War zones erupt again in Iraq

With growing conflict - and more casualties - postwar battle has mushroomed into something far different than expected.

US officials warned for months that violence could rise in the weeks before the planned June 30 turnover of sovereignty to an interim Iraqi government, as rival sectarian and political groups angled for power and extremists tried to disturb the installation of functioning institutions.

But what is sweeping over Iraq is different from anything the US had anticipated, experts say, both in intensity and in terms of who is doing the fighting - which increasingly appears to be a possible unifying of radical Sunnis and dispossessed Shiite factions.

As fighting blazes in various parts of Iraq and increasingly involves formerly quiescent groups, war has in fact roared back. With prospects for more violent conflicts eroding the envisioned scenario of Iraq's stabilization and orderly transition, a host of new political and military risks are cropping up for the Bush administration.

"This is way beyond the scope of anything anybody who was talking about [an upsurge in violence] expected," says Patrick Lang, a retired Defense Intelligence Agency officer who specialized in the Middle East.

"We have a war going on in Fallujah," a city in the heart of the so-called Sunni Triangle, "with armor and helicopters and house-to-house fighting. We have the Shiite [cleric Moqtada al-] Sadr battling us from what looks like a growing number of locations, and you have the rest of the [Shiite] population watching with interest to see how this goes," Mr. Lang says. "This is a large-scale problem going on."

Perhaps too accustomed to the idea that Iraq had entered a tense but stabilizing postwar period, Americans may need to adjust that thinking to envision something closer to warfare, with continuing risks to US soldiers and a calendar with political and religious dates that will invite political violence, some experts say.

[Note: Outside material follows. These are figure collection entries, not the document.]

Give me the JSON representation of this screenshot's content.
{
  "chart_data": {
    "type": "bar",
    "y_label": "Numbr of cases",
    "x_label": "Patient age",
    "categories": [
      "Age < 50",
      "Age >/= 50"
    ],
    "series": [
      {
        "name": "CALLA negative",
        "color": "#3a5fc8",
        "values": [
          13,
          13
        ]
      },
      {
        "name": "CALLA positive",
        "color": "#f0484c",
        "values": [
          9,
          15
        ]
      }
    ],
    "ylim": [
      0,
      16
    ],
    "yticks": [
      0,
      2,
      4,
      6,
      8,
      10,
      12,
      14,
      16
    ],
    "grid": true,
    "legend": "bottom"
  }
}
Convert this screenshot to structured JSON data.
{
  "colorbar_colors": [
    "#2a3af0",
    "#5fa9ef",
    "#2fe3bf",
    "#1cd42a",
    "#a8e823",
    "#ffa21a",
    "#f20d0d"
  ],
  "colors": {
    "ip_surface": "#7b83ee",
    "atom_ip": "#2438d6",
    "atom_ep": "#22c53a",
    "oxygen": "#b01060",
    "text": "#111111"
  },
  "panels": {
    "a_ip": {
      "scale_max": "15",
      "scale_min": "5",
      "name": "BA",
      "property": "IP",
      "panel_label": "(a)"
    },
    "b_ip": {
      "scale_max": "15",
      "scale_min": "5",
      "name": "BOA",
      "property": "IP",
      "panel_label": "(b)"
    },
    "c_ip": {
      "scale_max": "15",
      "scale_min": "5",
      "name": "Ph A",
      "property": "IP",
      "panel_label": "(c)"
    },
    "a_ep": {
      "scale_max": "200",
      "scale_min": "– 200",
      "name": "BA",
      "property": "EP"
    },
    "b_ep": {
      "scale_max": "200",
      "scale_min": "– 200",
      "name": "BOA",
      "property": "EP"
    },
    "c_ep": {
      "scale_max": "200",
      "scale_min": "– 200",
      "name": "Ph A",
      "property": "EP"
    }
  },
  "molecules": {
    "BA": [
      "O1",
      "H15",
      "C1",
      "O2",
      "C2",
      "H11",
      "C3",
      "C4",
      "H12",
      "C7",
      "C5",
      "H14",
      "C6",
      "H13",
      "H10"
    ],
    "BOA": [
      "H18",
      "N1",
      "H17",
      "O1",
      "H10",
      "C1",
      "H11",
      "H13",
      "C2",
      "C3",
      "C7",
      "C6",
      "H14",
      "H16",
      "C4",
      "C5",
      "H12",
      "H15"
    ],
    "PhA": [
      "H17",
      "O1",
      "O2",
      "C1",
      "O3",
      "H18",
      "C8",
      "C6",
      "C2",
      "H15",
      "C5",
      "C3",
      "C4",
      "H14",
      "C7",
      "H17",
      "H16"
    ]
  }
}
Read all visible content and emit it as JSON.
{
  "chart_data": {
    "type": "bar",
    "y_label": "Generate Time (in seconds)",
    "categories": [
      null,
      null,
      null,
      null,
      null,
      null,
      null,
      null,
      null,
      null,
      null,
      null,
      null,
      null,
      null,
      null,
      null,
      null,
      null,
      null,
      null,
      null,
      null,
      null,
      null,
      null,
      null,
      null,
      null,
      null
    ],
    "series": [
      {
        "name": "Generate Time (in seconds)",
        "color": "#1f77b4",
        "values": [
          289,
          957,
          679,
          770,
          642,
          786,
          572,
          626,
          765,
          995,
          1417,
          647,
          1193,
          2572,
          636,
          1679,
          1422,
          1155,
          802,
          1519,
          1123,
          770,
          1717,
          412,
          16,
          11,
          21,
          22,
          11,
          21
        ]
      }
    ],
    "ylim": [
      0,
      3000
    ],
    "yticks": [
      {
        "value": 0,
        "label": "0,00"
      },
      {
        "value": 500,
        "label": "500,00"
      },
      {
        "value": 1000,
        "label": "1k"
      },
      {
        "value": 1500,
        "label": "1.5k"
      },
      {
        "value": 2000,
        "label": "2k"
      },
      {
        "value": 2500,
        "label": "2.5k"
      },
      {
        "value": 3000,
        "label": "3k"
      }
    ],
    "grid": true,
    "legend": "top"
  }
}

"It's been clear for quite some time that we face the risk of episodic violence and attacks at least until a newly elected government is to take over" by January 2005, says Anthony Cordesman, a former Defense Department official and Middle East expert now at the Center for Strategic and International Studies in Washington.

Saying that the US faces at least another year of war in Iraq, Mr. Cordesman says the violence that the US did not anticipate has forced the Bush administration and the military to replace plans for months of expected peaceful occupation with prospects for years of low-level conflict.

Even with the unexpected turn in Iraq, however, hardly anyone, on either side of the political aisle or among officials and experts, is talking about pulling out - largely because doing so would be even more costly and dangerous for American interests.

The White House continues to insist, as President Bush did Tuesday, that the US will "stay the course."

Not only would abandoning Iraq now increase the threat of civil war and breakup of a strategic country in the Middle East. But ceding to chaos would also raise global doubts about American resolve, and would send a signal to sectarian groups in Iraq and to Islamic extremists throughout the region that the US can be worn down and chased away.

"They've got a tiger by the tail, and they can't let it go easily, because it will bite them," says William Durch, a security and peacekeeping expert at the Stimson Center in Washington.

And one of the "bites" the US could face, should it show doubt about its mission, would be from extremists and other anti-Western elements in the region, some say. "The problem now that we've got ourselves in this situation is that if we show weakness," says Lang, "the most backward elements of those societies are going to be energized."

One result is that some US officials are talking more about the potential need to increase troops on the ground rather than drawing them down.

Sen. John McCain (R) of Arizona was on morning TV Wednesday, reminding Americans that he has been calling for additional troops in Iraq for six months. Saying national security is on the line in Iraq, Senator McCain says that unlike the engagement in Somalia, which the US walked away from in 1993, "We cannot afford to lose this."

But other political leaders say the solution is not to increase the number of troops - which could further inflame anti-American sentiments - but to increase international participation in Iraq.

"Pouring more US troops into Iraq is not the path to extricate ourselves from that country," said Sen. Robert Byrd (D) of West Virginia in a Senate speech Wednesday. "We need the support and the endorsement of both the United Nations and Iraq's neighbors to truly internationalize the Iraq occupation and take US soldiers out of the cross hairs of angry Iraqis."

Of course, the surge in violence in Iraq is still fresh and the picture is still unclear as to whether hints of a coming together of radical and frustrated Sunnis and Shiites will last. Nevertheless, new doubts are being raised about the ability to keep to the June 30 date for turning over sovereignty.

But in fact little of substance is likely to change on what is above all a symbolic date, some analysts say, and focusing on it may only be inviting more expectations - and more trouble. "June 30 is no seminal date at which some dramatic change will take place," says CSIS's Cordesman.

The other large elephant in the room influencing what happens in Iraq is the US presidential election. Iraq's power players are already toying with that date, experts say - while weighing the reality that an abrupt shift in US policy would only amplify the country's security vacuum and invite further chaos. "The Iraqis have political leverage over us because of our electoral calendar," says Mr. Durch, "but at the same time they need us, and will continue to need us for a while."